At the 2009 National Historically Black Colleges and Universities Conference this week in Washington D.C., the baton of leadership at the White House Initiative on Black Colleges and Universities will switch hands. Bush administration appointee Dr. Leonard Haynes will pass the baton to Dr. John Wilson, an Obama administration appointee.
In July, U.S. Secretary of Education Arne Duncan announced Wilson executive director of the White House Initiative. As executive director, Wilson will work with the presidentially appointed HBCU Board of Advisors and assist Duncan in advising President Barack Obama on important matters concerning Black colleges.
And while both Haynes and Wilson are Black college graduates who care about preserving the legacy of these institutions and sustaining their future, pundits suggest that the change in leadership could represent a new and more progressive agenda for the nation’s Black colleges and universities.
“While there has been strong Republican support for HBCUs, I don’t necessarily think that the Bush administration had HBCUs as a focal point. One of the things that I noticed about Obama is that he is not the typical product of the Civil Rights Movement,” says Dr. Marybeth Gasman, associate professor of higher education at the University of Pennsylvania and conference attendee.
“In his soul he believes that supporting Black colleges is incredibly important. But he realizes, as a pragmatic person, that they must offer the best education possible. Obama is saying we are going to make sure that you are treated fairly but you also need to pull your weight.”
During his first address to a joint U.S. Congress, President Obama expressed the need for the U.S. to regain its lost ground and have the highest proportion of students graduating from college in the world by 2020. In this address, the president encouraged every American to pursue at least one year of higher education. HBCUs will play a pivotal role in educating the next generation of college graduates, Wilson says.
“I think that we are going to see an enormous opportunity to advance while this administration is in place,” Wilson says. “We have an opportunity based on the context that has already been set by Barack Obama who is inarguably the education president and the transformation president.”
HBCUs have come under siege recently. Pundits question the relevance of institutions, many of which struggle to maintain infrastructure, lag behind in providing state-of-the-art technology and grapple with accreditation scares.
The four-day event will feature workshops focused on building research partnerships, strengthening fiscal capacity and increasing graduation rates. A 2006 Ed Sector report showed that just 37.9 percent of Black students attending HBCUs earn an undergraduate degree within six years, 4 percent lower than the national college graduation rate for Black students and 7 percent lower than the overall graduation rates of predominately White institutions.
The theme of this year’s conference is “Seizing the Capacity to Thrive.” Despite the challenges that exist, conference organizers and attendees alike are determined to celebrate the work done by HBCUs, which continue to disproportionately serve underserved communities.
“One of the best uses of this conference should be to bring people together, have tough conversations and strategize about the best way to move forward,” Gasman says. “Although there have been some struggles with HBCUs, there is plenty to celebrate.
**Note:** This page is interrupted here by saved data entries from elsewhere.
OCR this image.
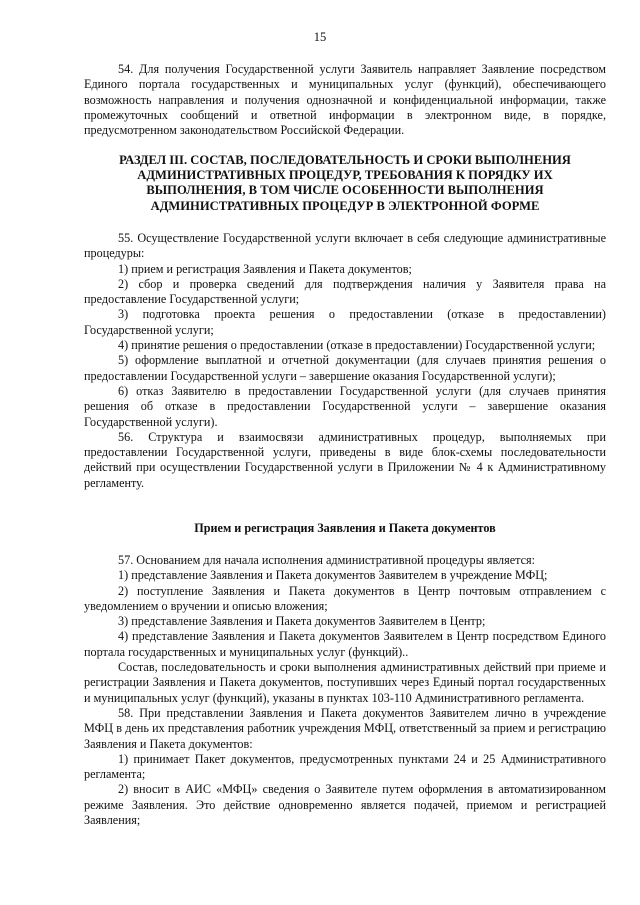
15

54. Для получения Государственной услуги Заявитель направляет Заявление посредством Единого портала государственных и муниципальных услуг (функций), обеспечивающего возможность направления и получения однозначной и конфиденциальной информации, также промежуточных сообщений и ответной информации в электронном виде, в порядке, предусмотренном законодательством Российской Федерации.

РАЗДЕЛ III. СОСТАВ, ПОСЛЕДОВАТЕЛЬНОСТЬ И СРОКИ ВЫПОЛНЕНИЯ АДМИНИСТРАТИВНЫХ ПРОЦЕДУР, ТРЕБОВАНИЯ К ПОРЯДКУ ИХ ВЫПОЛНЕНИЯ, В ТОМ ЧИСЛЕ ОСОБЕННОСТИ ВЫПОЛНЕНИЯ АДМИНИСТРАТИВНЫХ ПРОЦЕДУР В ЭЛЕКТРОННОЙ ФОРМЕ

55. Осуществление Государственной услуги включает в себя следующие административные процедуры:

1) прием и регистрация Заявления и Пакета документов;

2) сбор и проверка сведений для подтверждения наличия у Заявителя права на предоставление Государственной услуги;

3) подготовка проекта решения о предоставлении (отказе в предоставлении) Государственной услуги;

4) принятие решения о предоставлении (отказе в предоставлении) Государственной услуги;

5) оформление выплатной и отчетной документации (для случаев принятия решения о предоставлении Государственной услуги – завершение оказания Государственной услуги);

6) отказ Заявителю в предоставлении Государственной услуги (для случаев принятия решения об отказе в предоставлении Государственной услуги – завершение оказания Государственной услуги).

56. Структура и взаимосвязи административных процедур, выполняемых при предоставлении Государственной услуги, приведены в виде блок-схемы последовательности действий при осуществлении Государственной услуги в Приложении № 4 к Административному регламенту.

Прием и регистрация Заявления и Пакета документов

57. Основанием для начала исполнения административной процедуры является:

1) представление Заявления и Пакета документов Заявителем в учреждение МФЦ;

2) поступление Заявления и Пакета документов в Центр почтовым отправлением с уведомлением о вручении и описью вложения;

3) представление Заявления и Пакета документов Заявителем в Центр;

4) представление Заявления и Пакета документов Заявителем в Центр посредством Единого портала государственных и муниципальных услуг (функций)..

Состав, последовательность и сроки выполнения административных действий при приеме и регистрации Заявления и Пакета документов, поступивших через Единый портал государственных и муниципальных услуг (функций), указаны в пунктах 103-110 Административного регламента.

58. При представлении Заявления и Пакета документов Заявителем лично в учреждение МФЦ в день их представления работник учреждения МФЦ, ответственный за прием и регистрацию Заявления и Пакета документов:

1) принимает Пакет документов, предусмотренных пунктами 24 и 25 Административного регламента;

2) вносит в АИС «МФЦ» сведения о Заявителе путем оформления в автоматизированном режиме Заявления. Это действие одновременно является подачей, приемом и регистрацией Заявления;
If you look at the number of students who graduated from HBCUs this year, if you look at the success rate of getting HBCU students into premier graduate programs throughout the country. There are many HBCUs such a Philander Smith and Spelman colleges that are doing very well.”
Wilson has been an associate professor of higher education at George Washington University since 2006, when he took research leave as executive dean of GWU’s Virginia campus, a post he has held since 2002. He joined the staff at George Washington in 2001 to help develop a strategic plan for the university. Previously he spent 16 years at the Massachusetts Institute of Technology, where he served as director of foundation relations and assistant provost. As director, Wilson helped to lead two major capital campaigns that raised a combined total of nearly $3 billion. In that context, he more than doubled the productivity of the office he managed and reached a record annual revenue stream of more than $50 million. Wilson is confident he can help usher in a new era of accomplishment and productivity for Black colleges.
Since Wilson’s appointment came in July, Haynes developed much of this year’s conference. But Wilson says he would like people to leave this year’s conference with the confidence that the Obama administration cares about Black colleges, and with the optimism that the relationship between the U.S. government and Black colleges will improve.
Says Wilson, “One threat facing Black colleges might be the lack of candor. The fact that there is such reluctance to talk about or to hear anybody talk about our deepest challenges. I’m not sure that we are going to advance if we don’t confront some of the things that we know are going on. We cannot thrive until we fully past the test of survival.”